I’m going to take a few moments now and just talk about aged inventory in your used car department, and one potential solution about how you might be able to fix it.
If you’ve been in the car business for a while, and you’re a decision maker or a manager in the car business, then you have to battle aged inventory every single day, particularly in your used car department. It is the absolute bane of every dealership’s existence, and probably aged inventory would be the number one reason why so many new car dealers kind of, either, shy away from it completely, or keep a small presence in the used car market, maybe even just sticking to their own brand, a few nice trades, that’s it. But ultimately, if you’re running a used car business inside your new car business, or as a standalone, you need to manage your aged inventory or you’re not going to be in business very long, that’s for sure.
You need to manage your aged inventory or you won’t be in business very long.
Here’s the thing, every used car operation battles aged inventory. Used cars depreciate, on average, 2% per month. It’s not like a new car.
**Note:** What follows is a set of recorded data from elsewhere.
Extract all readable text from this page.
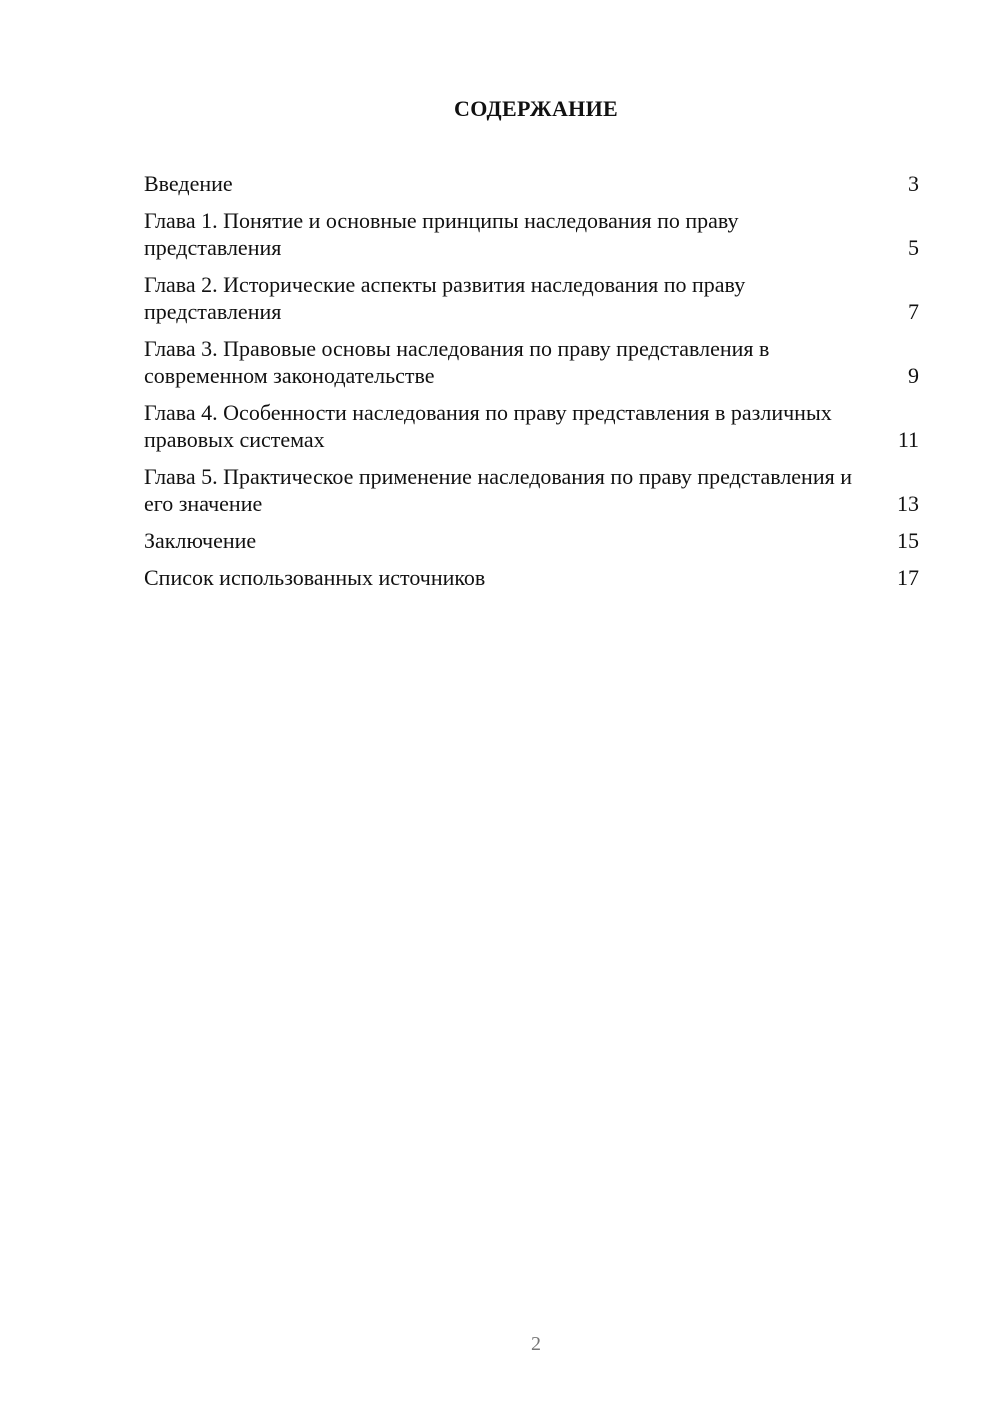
СОДЕРЖАНИЕ
Введение	3
Глава 1. Понятие и основные принципы наследования по праву представления	5
Глава 2. Исторические аспекты развития наследования по праву представления	7
Глава 3. Правовые основы наследования по праву представления в современном законодательстве	9
Глава 4. Особенности наследования по праву представления в различных правовых системах	11
Глава 5. Практическое применение наследования по праву представления и его значение	13
Заключение	15
Список использованных источников	17
2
If you have a new car dealership, and you have new car inventory, then if you buy a new car or get it from the manufacturer, say September 1st this year, then in August of next year, that car hasn’t really depreciated. It’s still worth the same amount of money because probably the manufacturer is incentivizing it a little more, making it a little easier to sell. It’s not like used cars, used cars depreciate somewhere, you know the old saying is 30% a year, but it’s certainly somewhere between two and two and a half percent a month. For this exercise, we’ll just use 2% a month. That’s the reality; the moment you buy a used car, it starts to depreciate, and it depreciates at a rate of 2% a month, and that’s if you buy the car at the perfect price.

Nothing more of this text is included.